Conor esbozó una sonrisa.
—Pregunta a cualquiera de tus vecinos sobre cualquier combate —respondió—, aunque un título esté en juego, y ya verás cómo se ríe de ti. Eso da una idea de cómo es el juego. Básicamente, trabajamos en el negocio del espectáculo, como los payasos del circo Barnum y Bailey. Por otra parte, muy a menudo no tengo necesidad de exagerar mis sensaciones cuando alguien más grande y fuerte que yo trata de retorcerme un brazo. El mundo del espectáculo entraña siempre un precio, por muy bueno que seas.
—¿Puede considerarse un oficio?
—Lo es.
—Espléndido. En tu casa hay felicidad, te gusta tu trabajo, vas a misa con frecuencia y tienes unos hijos preciosos. De veras lo son. No puedo reprimir una cierta curiosidad acerca del por qué te has tomado tantas molestias para localizarme después de tantos años sin vernos.
—Hace una semana, mi hermanastro, Richard, mató a su novia en Chadbury, en Vermont. El caso ha salido publicado en la prensa. El telediario de hace dos noches ofreció imágenes del funeral. Rich la golpeó reiteradamente con una barra de hierro. En las tres ocasiones en que he ido a verle en la cárcel me ha dicho que está poseído por un demonio, y que fue el demonio quien le impulsó a matar a Karyn.

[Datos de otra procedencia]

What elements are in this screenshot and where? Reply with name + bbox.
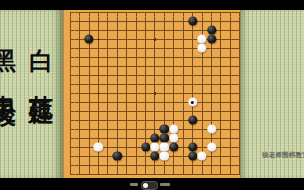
board-cell	[113, 80, 122, 89]
board-cell	[75, 152, 84, 161]
board-cell	[84, 53, 93, 62]
black-stone	[188, 152, 197, 161]
board-cell	[179, 152, 188, 161]
board-cell	[197, 107, 206, 116]
board-cell	[84, 35, 93, 44]
board-cell	[197, 152, 206, 161]
board-cell	[75, 53, 84, 62]
board-cell	[131, 26, 140, 35]
board-cell	[122, 80, 131, 89]
board-cell	[197, 17, 206, 26]
white-stone	[197, 35, 206, 44]
board-cell	[94, 44, 103, 53]
board-cell	[179, 116, 188, 125]
board-cell	[226, 80, 235, 89]
board-cell	[113, 35, 122, 44]
board-cell	[150, 80, 159, 89]
board-cell	[169, 107, 178, 116]
board-cell	[75, 161, 84, 170]
board-cell	[216, 44, 225, 53]
board-cell	[122, 170, 131, 179]
board-cell	[75, 125, 84, 134]
board-cell	[122, 35, 131, 44]
board-cell	[84, 71, 93, 80]
board-cell	[169, 125, 178, 134]
board-cell	[103, 62, 112, 71]
board-cell	[94, 152, 103, 161]
board-cell	[150, 44, 159, 53]
board-cell	[113, 98, 122, 107]
board-cell	[84, 26, 93, 35]
board-cell	[84, 107, 93, 116]
board-cell	[66, 116, 75, 125]
board-cell	[216, 62, 225, 71]
board-cell	[160, 17, 169, 26]
board-cell	[113, 89, 122, 98]
board-cell	[160, 134, 169, 143]
board-cell	[94, 80, 103, 89]
players-panel: 黑 申旻峻 白 范廷钰	[0, 10, 63, 178]
board-cell	[75, 170, 84, 179]
board-cell	[131, 170, 140, 179]
board-cell	[94, 26, 103, 35]
board-cell	[122, 17, 131, 26]
board-cell	[160, 62, 169, 71]
board-cell	[207, 143, 216, 152]
board-cell	[207, 62, 216, 71]
board-cell	[150, 62, 159, 71]
board-cell	[141, 125, 150, 134]
board-cell	[141, 26, 150, 35]
board-cell	[113, 152, 122, 161]
player-time-left	[130, 183, 138, 186]
board-cell	[207, 98, 216, 107]
board-cell	[216, 89, 225, 98]
board-cell	[169, 17, 178, 26]
board-cell	[94, 62, 103, 71]
board-cell	[179, 26, 188, 35]
board-cell	[160, 53, 169, 62]
black-stone	[188, 143, 197, 152]
board-cell	[226, 143, 235, 152]
board-cell	[75, 107, 84, 116]
board-cell	[207, 71, 216, 80]
board-cell	[150, 98, 159, 107]
board-cell	[226, 161, 235, 170]
board-cell	[94, 134, 103, 143]
board-cell	[207, 80, 216, 89]
board-cell	[179, 53, 188, 62]
board-cell	[131, 53, 140, 62]
board-cell	[216, 143, 225, 152]
white-stone	[207, 125, 216, 134]
board-cell	[66, 44, 75, 53]
board-cell	[75, 26, 84, 35]
board-cell	[197, 170, 206, 179]
board-cell	[75, 143, 84, 152]
black-stone	[150, 134, 159, 143]
white-player-column: 白 范廷钰	[28, 30, 54, 87]
board-cell	[122, 134, 131, 143]
board-cell	[141, 35, 150, 44]
board-cell	[113, 26, 122, 35]
board-cell	[113, 125, 122, 134]
board-cell	[216, 80, 225, 89]
board-cell	[188, 143, 197, 152]
black-stone	[207, 35, 216, 44]
board-cell	[197, 161, 206, 170]
board-cell	[169, 35, 178, 44]
board-cell	[75, 89, 84, 98]
board-cell	[66, 125, 75, 134]
board-cell	[75, 44, 84, 53]
board-cell	[141, 89, 150, 98]
board-cell	[216, 116, 225, 125]
board-cell	[169, 170, 178, 179]
board-cell	[160, 125, 169, 134]
board-cell	[216, 98, 225, 107]
board-cell	[169, 143, 178, 152]
white-color-label: 白	[27, 30, 55, 34]
board-cell	[169, 116, 178, 125]
board-cell	[141, 152, 150, 161]
board-cell	[197, 98, 206, 107]
board-cell	[75, 80, 84, 89]
board-cell	[160, 26, 169, 35]
board-cell	[226, 152, 235, 161]
board-cell	[122, 89, 131, 98]
board-cell	[94, 161, 103, 170]
board-cell	[179, 98, 188, 107]
board-cell	[226, 71, 235, 80]
board-cell	[94, 71, 103, 80]
board-cell	[122, 143, 131, 152]
board-cell	[160, 71, 169, 80]
board-cell	[197, 116, 206, 125]
board-cell	[122, 53, 131, 62]
board-cell	[226, 62, 235, 71]
board-cell	[226, 134, 235, 143]
black-stone	[207, 26, 216, 35]
board-cell	[179, 35, 188, 44]
board-cell	[103, 134, 112, 143]
board-cell	[226, 170, 235, 179]
board-cell	[103, 107, 112, 116]
board-cell	[207, 53, 216, 62]
board-cell	[160, 152, 169, 161]
board-cell	[84, 116, 93, 125]
board-cell	[131, 17, 140, 26]
board-cell	[226, 125, 235, 134]
board-cell	[150, 35, 159, 44]
board-cell	[216, 125, 225, 134]
board-cell	[131, 161, 140, 170]
board-cell	[188, 35, 197, 44]
black-player-column: 黑 申旻峻	[0, 30, 17, 87]
board-cell	[207, 17, 216, 26]
board-cell	[169, 26, 178, 35]
black-player-name: 申旻峻	[0, 75, 18, 87]
board-cell	[66, 161, 75, 170]
board-cell	[84, 152, 93, 161]
board-cell	[207, 152, 216, 161]
board-cell	[150, 125, 159, 134]
board-cell	[188, 44, 197, 53]
board-cell	[169, 134, 178, 143]
board-cell	[113, 161, 122, 170]
board-cell	[122, 98, 131, 107]
black-color-label: 黑	[0, 30, 18, 34]
board-cell	[150, 116, 159, 125]
board-cell	[84, 62, 93, 71]
board-cell	[131, 107, 140, 116]
white-stone	[169, 125, 178, 134]
black-stone	[150, 152, 159, 161]
board-cell	[113, 17, 122, 26]
board-cell	[197, 62, 206, 71]
board-cell	[122, 62, 131, 71]
board-cell	[94, 125, 103, 134]
board-cell	[84, 143, 93, 152]
white-stone	[188, 98, 197, 107]
board-cell	[141, 161, 150, 170]
board-cell	[216, 53, 225, 62]
board-cell	[207, 170, 216, 179]
board-cell	[94, 53, 103, 62]
board-cell	[169, 53, 178, 62]
player-time-right	[160, 183, 170, 186]
board-cell	[141, 71, 150, 80]
board-cell	[66, 53, 75, 62]
board-cell	[226, 44, 235, 53]
board-cell	[122, 116, 131, 125]
board-cell	[179, 89, 188, 98]
board-cell	[141, 53, 150, 62]
board-cell	[66, 71, 75, 80]
board-cell	[122, 161, 131, 170]
letterbox-top	[0, 0, 304, 10]
board-cell	[169, 152, 178, 161]
board-cell	[216, 170, 225, 179]
board-cell	[150, 161, 159, 170]
board-cell	[197, 134, 206, 143]
board-cell	[179, 71, 188, 80]
board-cell	[131, 98, 140, 107]
board-cell	[75, 17, 84, 26]
board-cell	[179, 125, 188, 134]
board-cell	[103, 35, 112, 44]
board-cell	[131, 71, 140, 80]
board-cell	[197, 71, 206, 80]
board-cell	[66, 143, 75, 152]
board-cell	[207, 107, 216, 116]
board-cell	[188, 53, 197, 62]
board-cell	[122, 71, 131, 80]
board-cell	[150, 17, 159, 26]
board-cell	[160, 116, 169, 125]
board-cell	[197, 35, 206, 44]
board-cell	[179, 134, 188, 143]
board-cell	[216, 26, 225, 35]
board-cell	[103, 89, 112, 98]
black-stone	[188, 116, 197, 125]
board-cell	[179, 143, 188, 152]
board-cell	[169, 98, 178, 107]
board-cell	[150, 107, 159, 116]
board-cell	[207, 35, 216, 44]
board-cell	[197, 125, 206, 134]
board-cell	[226, 17, 235, 26]
last-move-marker	[191, 101, 194, 104]
board-cell	[131, 80, 140, 89]
board-cell	[150, 71, 159, 80]
board-cell	[131, 134, 140, 143]
white-stone	[169, 134, 178, 143]
board-cell	[131, 62, 140, 71]
board-cell	[150, 26, 159, 35]
board-cell	[103, 26, 112, 35]
board-cell	[160, 98, 169, 107]
board-cell	[131, 152, 140, 161]
board-cell	[103, 17, 112, 26]
board-cell	[66, 80, 75, 89]
board-cell	[103, 71, 112, 80]
white-stone	[150, 143, 159, 152]
black-stone	[160, 125, 169, 134]
board-cell	[103, 116, 112, 125]
board-cell	[207, 89, 216, 98]
board-cell	[113, 71, 122, 80]
board-cell	[197, 44, 206, 53]
board-cell	[188, 116, 197, 125]
board-cell	[103, 161, 112, 170]
white-stone	[160, 143, 169, 152]
board-cell	[122, 152, 131, 161]
board-cell	[66, 98, 75, 107]
board-cell	[122, 44, 131, 53]
white-player-name: 范廷钰	[27, 75, 55, 87]
watermark-text: 徐老师围棋教室	[262, 151, 304, 160]
black-stone	[188, 17, 197, 26]
board-cell	[103, 152, 112, 161]
board-cell	[207, 161, 216, 170]
video-frame: 黑 申旻峻 白 范廷钰 徐老师围棋教室	[0, 0, 304, 190]
board-cell	[141, 80, 150, 89]
board-cell	[122, 125, 131, 134]
board-cell	[188, 98, 197, 107]
board-cell	[207, 125, 216, 134]
board-cell	[66, 62, 75, 71]
board-cell	[94, 143, 103, 152]
white-stone	[94, 143, 103, 152]
board-cell	[169, 44, 178, 53]
board-cell	[207, 134, 216, 143]
black-stone	[160, 134, 169, 143]
board-cell	[188, 134, 197, 143]
player-toggle[interactable]	[141, 181, 158, 190]
board-cell	[94, 116, 103, 125]
board-cell	[188, 71, 197, 80]
board-cell	[179, 170, 188, 179]
board-cell	[188, 107, 197, 116]
board-cell	[84, 125, 93, 134]
board-cell	[197, 26, 206, 35]
board-cell	[160, 89, 169, 98]
black-stone	[169, 143, 178, 152]
board-cell	[66, 170, 75, 179]
board-cell	[197, 80, 206, 89]
board-cell	[216, 152, 225, 161]
board-cell	[66, 152, 75, 161]
white-stone	[207, 143, 216, 152]
board-cell	[179, 161, 188, 170]
board-cell	[66, 107, 75, 116]
board-cell	[141, 134, 150, 143]
board-cell	[216, 35, 225, 44]
white-stone	[197, 152, 206, 161]
board-cell	[226, 107, 235, 116]
board-cell	[84, 98, 93, 107]
board-cell	[75, 62, 84, 71]
board-cell	[197, 89, 206, 98]
board-cell	[150, 134, 159, 143]
board-cell	[226, 26, 235, 35]
board-cell	[160, 161, 169, 170]
board-cell	[188, 80, 197, 89]
board-cell	[160, 143, 169, 152]
board-cell	[179, 62, 188, 71]
black-stone	[141, 143, 150, 152]
board-cell	[141, 116, 150, 125]
board-cell	[197, 53, 206, 62]
white-stone	[160, 152, 169, 161]
board-cell	[131, 35, 140, 44]
board-cell	[169, 89, 178, 98]
board-cell	[113, 107, 122, 116]
board-cell	[188, 62, 197, 71]
board-cell	[113, 143, 122, 152]
board-cell	[84, 80, 93, 89]
board-cell	[66, 26, 75, 35]
board-cell	[160, 35, 169, 44]
board-cell	[207, 44, 216, 53]
board-cell	[103, 170, 112, 179]
board-cell	[141, 44, 150, 53]
board-cell	[75, 134, 84, 143]
board-cell	[75, 98, 84, 107]
board-cell	[131, 44, 140, 53]
board-cell	[131, 89, 140, 98]
board-cell	[150, 89, 159, 98]
player-toggle-knob	[143, 183, 149, 189]
board-cell	[75, 71, 84, 80]
board-cell	[141, 62, 150, 71]
board-cell	[141, 98, 150, 107]
board-cell	[160, 44, 169, 53]
board-cell	[84, 161, 93, 170]
board-cell	[94, 98, 103, 107]
board-cell	[84, 89, 93, 98]
board-cell	[150, 143, 159, 152]
board-cell	[113, 116, 122, 125]
board-cell	[66, 17, 75, 26]
board-cell	[84, 170, 93, 179]
board-cell	[188, 152, 197, 161]
board-cell	[103, 53, 112, 62]
board-cell	[103, 143, 112, 152]
board-cell	[150, 170, 159, 179]
board-cell	[207, 26, 216, 35]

Monseñor Garen se quedó mirando a Conor con fijeza por espacio de medio minuto. Su rostro, en perfecto equilibrio entre la consternación y el descrédito, aparecía inexpresivo mientras analizaba la última revelación de su interlocutor. El vaso de Campari, que había levantado a medio camino de sus labios, fue rápidamente olvidado. Una gaviota asomó por un ángulo de la ventana y se desvaneció con un luminoso batir de alas que perturbaba las pupilas del observador como gotas de lluvia cayendo en un charco de agua estancada. Garen recobró el aliento, y el vaso de fino cristal que sostenía en la mano se agitó un momento.
—¡Vaya papeleta! —exclamó.
—Paul, no sé qué hacer.
—Yo tampoco. Sugiero que encarguemos la comida, y ya hablaremos de esto más tarde.